The problem is that the currently proposed Constitutional Marriage Amendment writes God out of the commonly recognized definition of marriage in America. Such an act will have serious long-term negative consequences for American society in that marriage will no longer seek nor be worthy of God’s blessings or protection, and will utterly change the structure of American society. Such a change will have serious financial and social repercussions. We may argue the merits or demerits of the change, or the nature of the change, but structural change itself will be the inevitable result.

If the Marriage Amendment is passed, the primary foundation of Christian churches, which is the Christian family and the marriages that constitute Christian families, will accrue increasing disdain and discrimination in the wider culture. Why? Because the foundational covenant with God that establishes Christian marriage will not be recognized by civil governments. This will result in increasing ignorance of the biblical roots of the marriage covenant, which will be increasingly ridiculed as unnecessary – or worse as contrary to the well-being of civil governments by those who oppose Christianity. This in turn will encourage another form of discrimination – Christian discrimination – in the effort to correct the current discrimination against same sex marriage.

This is important because the only biblically legitimate – and the traditional – role of civil government regarding marriage is to recognize the social legitimacy of marriage, not to define or grant it. Marriage is not a right granted by civil government, but is a privilege, with ensuing rights and responsibilities, that is granted by God alone. Why? Because God claims ownership of the issue of marriage – the children produced by the marriage union. The concern is that the authority that legalizes (or defines) marriage has legitimate ownership rights of the children produced. Thus, it is not the church that legalizes marriage, but it is God Himself who defines and legalizes Christian marriage.
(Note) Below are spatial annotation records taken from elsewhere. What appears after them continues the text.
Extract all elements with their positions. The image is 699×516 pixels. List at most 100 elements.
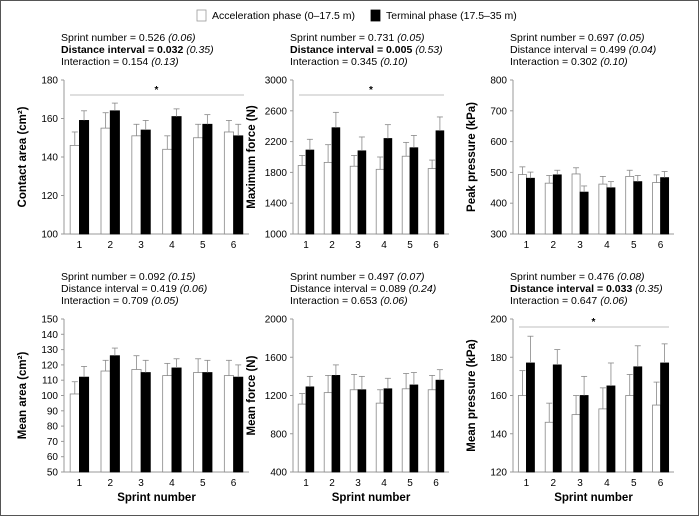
bar-terminal	[606, 385, 616, 473]
bar-acceleration	[100, 370, 111, 473]
y-tick-label: 110	[42, 376, 58, 387]
stat-prefix: Sprint number =	[61, 32, 139, 44]
bar-acceleration	[323, 161, 333, 235]
stat-effect-size: (0.10)	[380, 56, 407, 68]
x-tick-label: 2	[107, 240, 113, 251]
bar-acceleration	[162, 148, 173, 235]
chart-panel-4: Sprint number = 0.092 (0.15)Distance int…	[17, 271, 249, 504]
bar-terminal	[579, 395, 589, 473]
legend-swatch-terminal	[370, 9, 381, 22]
x-tick-label: 5	[631, 478, 637, 489]
stat-value: 0.419	[151, 283, 180, 295]
bar-acceleration	[401, 155, 411, 235]
stat-value: 0.499	[600, 44, 629, 56]
stat-prefix: Interaction =	[510, 295, 571, 307]
bar-terminal	[202, 123, 213, 235]
bar-terminal	[171, 116, 182, 235]
bar-terminal	[552, 364, 562, 473]
stat-effect-size: (0.53)	[415, 44, 442, 56]
stat-value: 0.154	[122, 56, 151, 68]
stat-effect-size: (0.06)	[600, 295, 627, 307]
y-tick-label: 140	[41, 153, 58, 164]
y-tick-label: 2200	[265, 137, 288, 148]
bar-terminal	[409, 147, 419, 235]
stat-line: Distance interval = 0.032 (0.35)	[61, 44, 214, 56]
bar-acceleration	[162, 375, 173, 473]
y-axis-label: Mean area (cm²)	[17, 352, 29, 440]
bar-terminal	[633, 181, 643, 235]
charts: Sprint number = 0.526 (0.06) Distance int…	[17, 32, 674, 504]
x-tick-label: 1	[524, 478, 530, 489]
x-tick-label: 6	[433, 478, 439, 489]
bar-acceleration	[427, 389, 437, 473]
stat-prefix: Sprint number =	[290, 271, 368, 283]
bar-terminal	[383, 388, 393, 473]
stat-prefix: Interaction =	[290, 56, 351, 68]
legend-swatch-acceleration	[196, 9, 207, 22]
bar-acceleration	[375, 168, 385, 235]
y-tick-label: 140	[41, 330, 58, 341]
bar-acceleration	[131, 369, 142, 473]
y-tick-label: 180	[490, 353, 507, 364]
stat-effect-size: (0.10)	[600, 56, 627, 68]
legend-label-terminal: Terminal phase (17.5–35 m)	[386, 10, 517, 22]
y-tick-label: 800	[490, 76, 507, 87]
stat-line: Interaction = 0.154 (0.13)	[61, 56, 179, 68]
stat-value: 0.526	[139, 32, 168, 44]
stat-prefix: Distance interval =	[510, 44, 600, 56]
x-tick-label: 5	[200, 478, 206, 489]
bar-acceleration	[598, 183, 608, 235]
y-tick-label: 120	[41, 191, 58, 202]
chart-panel-5: Sprint number = 0.497 (0.07)Distance int…	[246, 271, 449, 504]
y-tick-label: 1200	[265, 391, 288, 402]
bar-terminal	[409, 384, 419, 473]
bar-acceleration	[349, 389, 359, 473]
y-tick-label: 120	[41, 360, 58, 371]
x-tick-label: 5	[407, 478, 413, 489]
x-tick-label: 2	[550, 240, 556, 251]
stat-line: Distance interval = 0.005 (0.53)	[290, 44, 443, 56]
bar-terminal	[140, 129, 151, 235]
x-tick-label: 5	[200, 240, 206, 251]
bar-acceleration	[193, 372, 204, 473]
bar-terminal	[435, 379, 445, 473]
bar-terminal	[331, 375, 341, 473]
bar-acceleration	[571, 414, 581, 473]
x-tick-label: 3	[355, 478, 361, 489]
stat-line: Sprint number = 0.476 (0.08)	[510, 271, 645, 283]
bar-acceleration	[517, 395, 527, 473]
x-tick-label: 1	[303, 478, 309, 489]
x-tick-label: 6	[231, 478, 237, 489]
bar-terminal	[383, 138, 393, 235]
stat-value: 0.653	[351, 295, 380, 307]
stat-prefix: Sprint number =	[510, 271, 588, 283]
y-tick-label: 90	[47, 406, 59, 417]
stat-value: 0.476	[588, 271, 617, 283]
stat-effect-size: (0.24)	[409, 283, 436, 295]
bar-terminal	[233, 135, 244, 235]
x-tick-label: 4	[169, 478, 175, 489]
bar-acceleration	[223, 131, 234, 235]
stat-effect-size: (0.05)	[617, 32, 644, 44]
stat-value: 0.092	[139, 271, 168, 283]
x-axis-label: Sprint number	[554, 492, 633, 504]
y-tick-label: 1000	[265, 230, 288, 241]
x-tick-label: 2	[329, 240, 335, 251]
stat-line: Interaction = 0.647 (0.06)	[510, 295, 628, 307]
bar-terminal	[606, 187, 616, 235]
x-tick-label: 1	[77, 240, 83, 251]
y-axis-label: Mean force (N)	[246, 355, 258, 435]
stat-line: Interaction = 0.709 (0.05)	[61, 295, 179, 307]
chart-panel-1: Sprint number = 0.526 (0.06)Distance int…	[17, 32, 249, 251]
bar-acceleration	[625, 176, 635, 235]
significance-marker: *	[155, 85, 159, 96]
bar-terminal	[233, 376, 244, 473]
y-tick-label: 2000	[265, 315, 288, 326]
bar-terminal	[79, 376, 90, 473]
x-tick-label: 4	[381, 240, 387, 251]
bar-acceleration	[349, 165, 359, 235]
stat-effect-size: (0.05)	[397, 32, 424, 44]
y-tick-label: 50	[47, 468, 59, 479]
bar-terminal	[633, 366, 643, 473]
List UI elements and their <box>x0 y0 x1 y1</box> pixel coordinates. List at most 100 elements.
And it is certainly not the civil government that defines or legalizes marriage.

The role of the civil government is to simply recognize the legality of marriage, and by doing so the civil government recognizes God’s ownership of the issue (children), with all of the rights and duties pertaining thereunto. Thus, it is a very serious thing to write God out of the definition of marriage as recognized by civil governments.
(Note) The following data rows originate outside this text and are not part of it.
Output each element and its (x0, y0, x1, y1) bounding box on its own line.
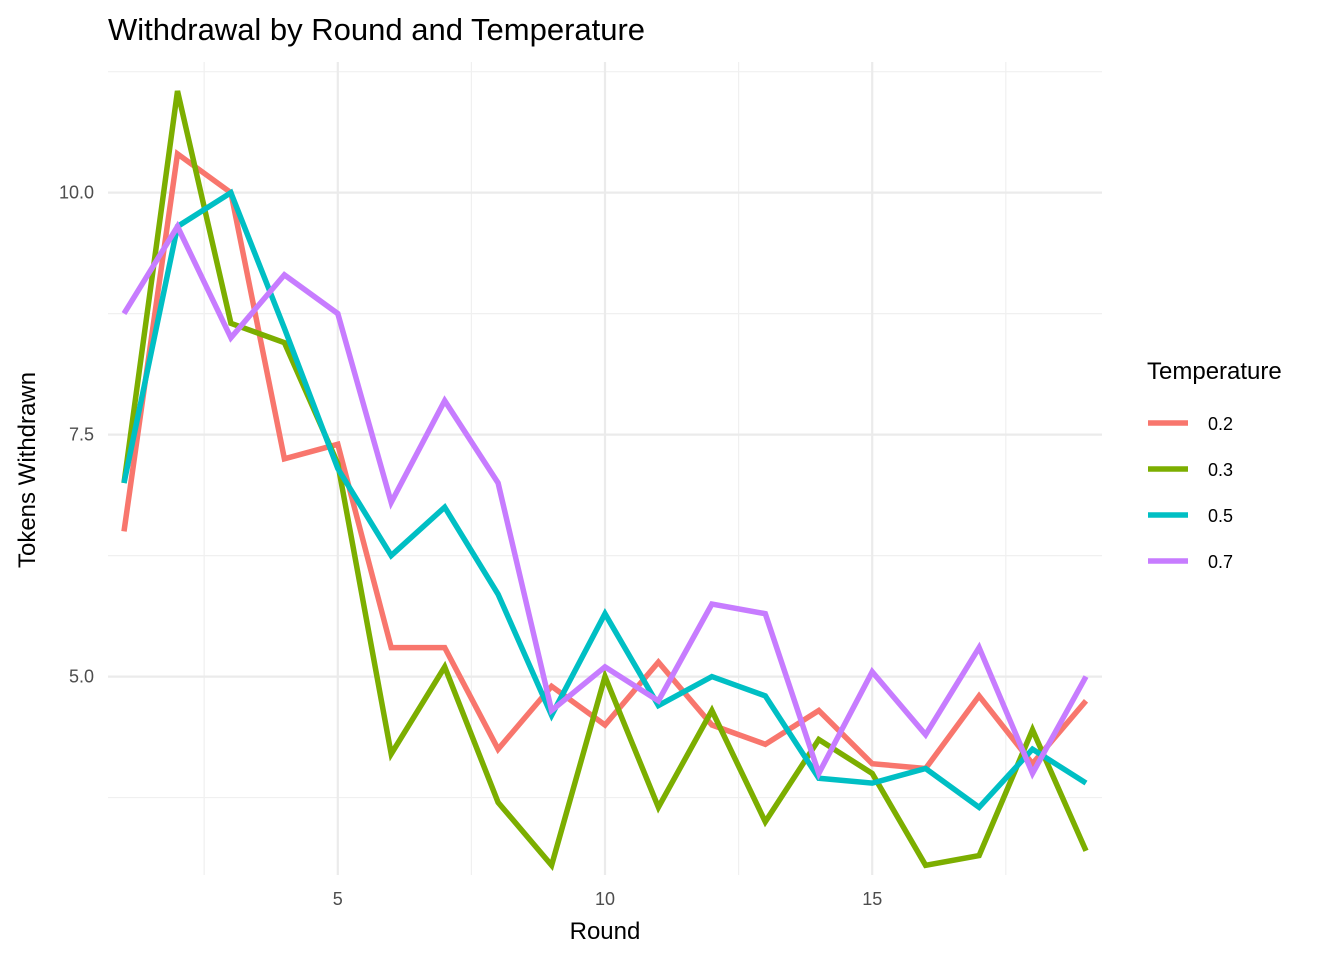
x-tick-label: 10 (595, 889, 615, 909)
series-lines (121, 90, 1089, 872)
legend-label-0.3: 0.3 (1208, 460, 1233, 480)
y-tick-label: 5.0 (69, 667, 94, 687)
legend-title: Temperature (1147, 358, 1282, 385)
legend-label-0.2: 0.2 (1208, 414, 1233, 434)
chart-title: Withdrawal by Round and Temperature (108, 12, 645, 47)
y-axis-title: Tokens Withdrawn (14, 372, 41, 568)
x-tick-label: 15 (862, 889, 882, 909)
legend: Temperature 0.2 0.3 0.5 0.7 (1147, 358, 1282, 572)
y-tick-label: 7.5 (69, 425, 94, 445)
y-tick-label: 10.0 (59, 183, 94, 203)
major-gridlines (108, 62, 1102, 875)
legend-label-0.7: 0.7 (1208, 552, 1233, 572)
series-line-0.7 (121, 220, 1089, 781)
x-axis-title: Round (570, 918, 641, 945)
series-line-0.5 (121, 188, 1088, 811)
x-tick-label: 5 (333, 889, 343, 909)
series-line-0.3 (121, 90, 1089, 872)
x-tick-labels: 5 10 15 (333, 889, 882, 909)
legend-items: 0.2 0.3 0.5 0.7 (1148, 414, 1233, 572)
legend-label-0.5: 0.5 (1208, 506, 1233, 526)
y-tick-labels: 5.0 7.5 10.0 (59, 183, 94, 687)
Thus, a better approach to the resolution of unequal civil rights pertaining to marriage would be for the civil government to disestablish all financial benefits pertaining to marriage and to treat all individuals equally with regard to employment and taxation. All civil laws pertaining to financial benefits related to marriage should also be eliminated as a matter of equal treatment of all individuals. This will also harm the institution of marriage in America, but it will not redefine the institution.

Granting legality, rights and/or duties regarding marriage is not the prerogative of the civil government. In fact, all laws regarding marriage by the civil government constitute the encroachment of civil government into the jurisdiction of the churches. The civil government should not be in the business of legitimizing marriage because marriage is traditionally and biblically under the jurisdiction of church (or religion). That is the source of the problem. The state (civil government) continues to usurp the biblically mandated authority and jurisdiction of the church.

The removal of the special financial benefits granted by civil government to married couples will go a long way toward the resolution of the current problem by removing the special financial benefits accorded to married couples by civil governments. Unfortunately, it will also contribute to the continuing degradation of marriage and family in American society because marriage will no longer be financially encouraged across the board.